70 anni fa il trasporto di parte dei materiali fu agevolato da scatole di cartone ondulato appositamente progettate da “cartiere di verona” azienda leader del settore
È stata la più grande impresa alpinistica di sempre. Macchiata dall infame accusa ai due che sono arrivati in cima per primi di aver lasciato fuori nella notte Bonatti e Mahdi. Ma Bonatti aveva fatto 2 errori. 1.Era partito tardi a portare su le bombole. Era arrivato su col buio, non poteva tornare. 2. Non aveva una tenda con se. E su quella di Compagnoni e Lacedelli non avrebbero potuto entrare, era a malapena per 2. Quei 2 comunque non sapevano di questo. Ho detto questo perché nell opinione generale quando si parla del K2 : ah sì, Lacedelli e Compagnoni…quei 2 che attentarono alla vita di Bonatti, invece di dire quei 2 che vinsero per l Italia il K2. Bonatti è stato un grandissimo ,ma qui per coprire quei 2 clamorosi errori non ha detto la verità.
Mi sembra che la situazione denunciata da Bonatti fosse più complessa da come la riassume Dino. 1) Compagnoni e Lacedelli accusarono Bonatti e C. di avere lasciato bombole inutilizzabili in quanto scariche 2) non avevano bivaccato nella posizione prevista, ma più in alto e questo fece perdere tempo utile per il ritorno a Bonatti. A quelle altezze anche poche decine di metri in + non sono una bazzecola. — La questione fondamentale posta da Bonatti riguardava la notizia diffusa che le bombole erano vuote, negando così il contributo all’ascesa di Bonatti e compagno.
Mi sembra difficile, dopo 70 anni dall’impresa, e 20 anni dopo le conclusioni dei 3 Saggi, la rilettura come fa il sig. Dino dell’epilogo. Nulla è legge in assoluto, però mi pare il tutto sia stato abbastanza analizzato e documentato.

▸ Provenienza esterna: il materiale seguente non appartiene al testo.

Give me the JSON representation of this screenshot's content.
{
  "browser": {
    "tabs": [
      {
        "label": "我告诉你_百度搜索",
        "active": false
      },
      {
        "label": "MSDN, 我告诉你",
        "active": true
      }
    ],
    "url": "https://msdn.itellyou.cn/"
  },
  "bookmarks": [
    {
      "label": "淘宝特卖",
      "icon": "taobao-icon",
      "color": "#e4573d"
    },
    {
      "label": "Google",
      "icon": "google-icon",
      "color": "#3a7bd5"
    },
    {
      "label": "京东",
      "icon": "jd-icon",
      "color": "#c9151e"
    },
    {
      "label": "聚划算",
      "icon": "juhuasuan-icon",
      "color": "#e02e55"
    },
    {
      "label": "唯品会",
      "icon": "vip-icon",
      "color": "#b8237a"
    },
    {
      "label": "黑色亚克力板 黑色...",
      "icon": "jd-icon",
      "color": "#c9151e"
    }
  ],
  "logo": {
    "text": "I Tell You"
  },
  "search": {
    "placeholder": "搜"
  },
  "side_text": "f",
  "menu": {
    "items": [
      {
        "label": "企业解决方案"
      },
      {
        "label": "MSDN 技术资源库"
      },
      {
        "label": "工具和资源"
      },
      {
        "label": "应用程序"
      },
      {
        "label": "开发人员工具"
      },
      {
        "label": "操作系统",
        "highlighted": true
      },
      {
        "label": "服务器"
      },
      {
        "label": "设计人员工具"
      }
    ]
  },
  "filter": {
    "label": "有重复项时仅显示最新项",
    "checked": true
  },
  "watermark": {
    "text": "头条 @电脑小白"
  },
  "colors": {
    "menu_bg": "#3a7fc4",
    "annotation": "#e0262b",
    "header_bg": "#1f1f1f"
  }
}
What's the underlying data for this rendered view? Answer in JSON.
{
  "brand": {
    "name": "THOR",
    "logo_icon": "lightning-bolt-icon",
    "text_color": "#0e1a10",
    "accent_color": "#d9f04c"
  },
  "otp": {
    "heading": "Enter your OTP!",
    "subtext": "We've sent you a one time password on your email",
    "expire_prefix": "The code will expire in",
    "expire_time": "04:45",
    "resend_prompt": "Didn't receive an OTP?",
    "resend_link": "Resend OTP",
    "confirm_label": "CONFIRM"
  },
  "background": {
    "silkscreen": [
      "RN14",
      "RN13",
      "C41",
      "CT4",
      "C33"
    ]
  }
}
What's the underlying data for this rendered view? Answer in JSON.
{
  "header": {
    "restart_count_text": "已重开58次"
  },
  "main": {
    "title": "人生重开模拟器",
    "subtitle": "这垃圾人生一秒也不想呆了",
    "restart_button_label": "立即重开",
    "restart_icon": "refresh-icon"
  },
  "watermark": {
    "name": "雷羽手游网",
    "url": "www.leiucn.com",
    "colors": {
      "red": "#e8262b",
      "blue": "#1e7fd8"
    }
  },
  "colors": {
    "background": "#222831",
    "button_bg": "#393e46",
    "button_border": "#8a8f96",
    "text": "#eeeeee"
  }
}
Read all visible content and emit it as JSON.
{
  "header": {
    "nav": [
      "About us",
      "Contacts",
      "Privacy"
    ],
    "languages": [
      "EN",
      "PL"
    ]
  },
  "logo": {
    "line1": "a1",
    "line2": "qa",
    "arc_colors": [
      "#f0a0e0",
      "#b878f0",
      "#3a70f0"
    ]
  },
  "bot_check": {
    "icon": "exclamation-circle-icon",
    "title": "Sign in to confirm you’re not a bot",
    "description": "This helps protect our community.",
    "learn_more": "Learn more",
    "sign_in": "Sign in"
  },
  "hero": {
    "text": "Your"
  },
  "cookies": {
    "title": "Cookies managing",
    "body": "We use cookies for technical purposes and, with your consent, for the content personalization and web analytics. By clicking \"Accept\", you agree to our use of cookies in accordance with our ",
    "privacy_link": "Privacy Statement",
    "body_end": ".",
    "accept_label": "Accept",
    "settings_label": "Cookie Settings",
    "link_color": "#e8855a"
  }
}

Bonatti voleva (e poteva) arrivare in cima ed ha fatto tutto il possibile per riuscirci. Avrebbe sicuramente disatteso gli ordini di Desio.
Ma nella pratica ci furono degli imprevisti che giocarono a suo sfavore, così si dovettero inventare scuse per dare ragione a tutti.
Questa spedizione è argomento di fuoco eccome e pure per come l’articolo la presenta. C’è di mezzo un presidente del Cai giovane e entusiasta dell’alpinismo, che sponsorizza una spedizione di donne poco dopo essere stato processato (e scagionato…) per abusi sessuali verso una donna. C’è sempre di mezzo “quello là ” ….insomma Panzeri, se sai parla. Siamo tutti curiosi.